November 27, 2017

In event to honor Code Talkers, Trump calls Senator ‘Pocahontas’ in front of portrait of Andrew Jackson

White House

Donald Trump with three Navajo Code Talkers, Fleming Begaye, Thomas Begay and Peter MacDonald.

President Donald Trump made a number of remarks during an event honoring Navajo Code Talkers that have drawn condemnation.

Trump met with three Navajo Code Talkers in the Oval Office, in front of a portrait of Andrew Jackson. Jackson was the president responsible for the Trail of Tears, a brutal removal of Native Americans from lands in the South. In all, thousands of children, women and men died and tens-of-thousands were displaced to make way for more slave plantations.

There, he insulted a U.S. Senator calling her “Pocahontas.”

At the event, three Navajo Code Talkers attended the White House event and asked the federal government to create a museum dedicated to the role Code Talkers undertook during World War II. Fleming Begaye, Thomas Begay and Peter MacDonald represented the Code Talkers, as three of the 13 living members. MacDonald is the president of the group representing the living members.

“In this day and age, all tribal nations still battle insensitive references to our people,” Navajo Nation President Russell Begaye said in a statement afterward. “The prejudice that Native American people face is an unfortunate historical legacy.”
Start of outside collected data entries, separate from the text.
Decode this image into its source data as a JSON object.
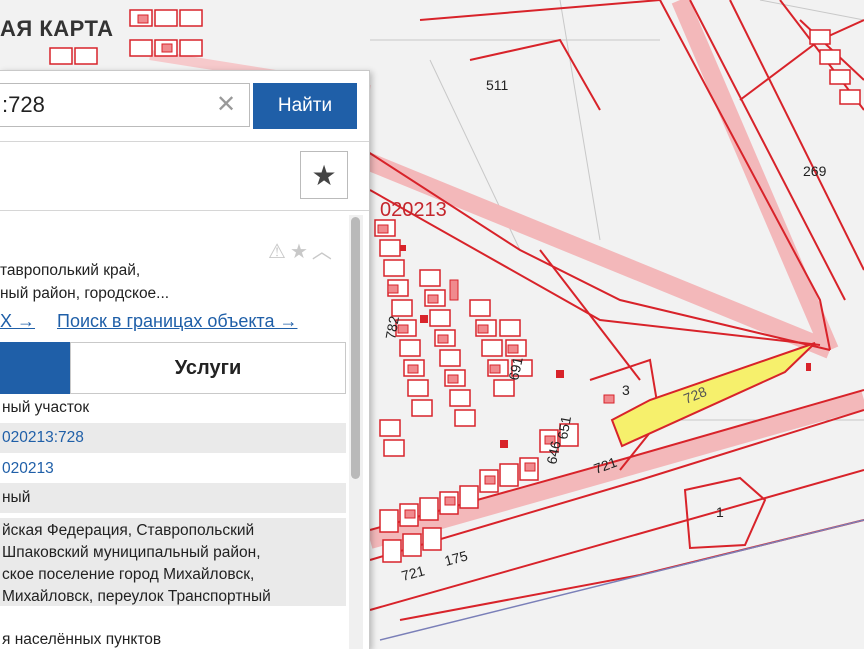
{
  "map": {
    "title": "АЯ КАРТА",
    "quarter_label": "020213",
    "parcel_labels": [
      "511",
      "269",
      "782",
      "691",
      "651",
      "646",
      "721",
      "721",
      "175",
      "3",
      "1",
      "728"
    ],
    "colors": {
      "parcel_stroke": "#d8232a",
      "selected_fill": "#f6f06c",
      "building_fill": "#f08a8e"
    }
  },
  "search": {
    "value": ":728",
    "clear_icon": "close-icon",
    "button_label": "Найти"
  },
  "favorite": {
    "icon": "star-icon"
  },
  "card": {
    "address_lines": [
      "таврополький край,",
      "ный район, городское..."
    ],
    "link_left": "Х →",
    "link_right": "Поиск в границах объекта →",
    "tab_services": "Услуги"
  },
  "details": {
    "type": "ный участок",
    "cadastral_number": "020213:728",
    "quarter": "020213",
    "status": "ный",
    "address_full": [
      "йская Федерация, Ставропольский",
      "Шпаковский муниципальный район,",
      "ское поселение город Михайловск,",
      "Михайловск, переулок Транспортный"
    ],
    "category": "я населённых пунктов"
  }
}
U.S. Sen. Tom Udall, the vice chairman of the Senate Indian Affairs Committee, slammed Trump and said that “the president should study his history.”

In reference to the invocation of Pocahontas, Udall called it “racist.”

“This moment in history won’t overshadow the contribution the Code Talkers made and continue to make to our nation,” Udall said in a statement. “But racist comments like that are never acceptable, and are in especially poor taste against the backdrop of Andrew Jackson’s portrait.”

The Navajo Code Talkers were instrumental in World War II and used their native languages to transmit information. Enemy nations were unable to crack the code.

State Sen. John Pinto, D-Gallup, has long sought, unsuccessfully, funding for such a museum. Pinto joined the U.S. Marines during World War II and trained as a Code Talker, but the war ended before he was deployed.

In 2016, a joint memorial passed the state House and Senate unanimously, asking Congress to fund the planning and construction of a Navajo Code Talker Museum and Veterans’ Center.

When the three asked Trump on Monday to help build a museum, Trump said, “You deserve it.”

Trump also used the ceremony as an opportunity to attack Sen. Elizabeth Warren, a Democrat from Massachusetts, using an ethnic slur.

“You’re very, very special people. You were here long before any of us were here. Although we have a representative in Congress who they say was here a long time ago. They call her Pocahontas. But you know what. I like you. Because you are special,” Trump said, in reference to Warren, who he frequently calls “Pocahontas.”

Warren responded, saying, “It is deeply unfortunate that the President of the United States cannot even make it through a ceremony honoring these heroes without having to throw out a racial slur.”

Warren says she is part Cherokee and Delaware Indian, citing family lore, but no documentation.

White House Press Secretary Sarah Huckabee Sanders defended the remarks and said it was not a racial slur to call Warren “Pocahontas.”

Rep. Tom Cole, R-Oklahoma, an enrolled member of the Chickasaw Nation, called the use of Pocahontas’ name in this way “pejorative” and that its use “offends a much larger group of people.”

Other Native Americans have also said they consider the name’s use in such a way a slur.

Rep. Ben Ray Luján also criticized the president.

“Today’s racially derogatory remarks by President Trump regarding Senator Warren are mean-spirited, insulting and impossible to interpret as anything other than a slur against an entire people,” Luján said. “They are beneath the dignity of the office that Mr. Trump holds and are especially insensitive given the setting in which they were delivered, one designed to honor the Navajo Code Talkers’ role in World War II.”

“The days when the President of the United States was held as a moral authority around the world were over 11 months ago, but at what should have been a solemn ceremony to honor Native veterans, Donald Trump took low even lower,” Udall said.

Update: Added quotes by Russell Begaye and Ben Ray Luján.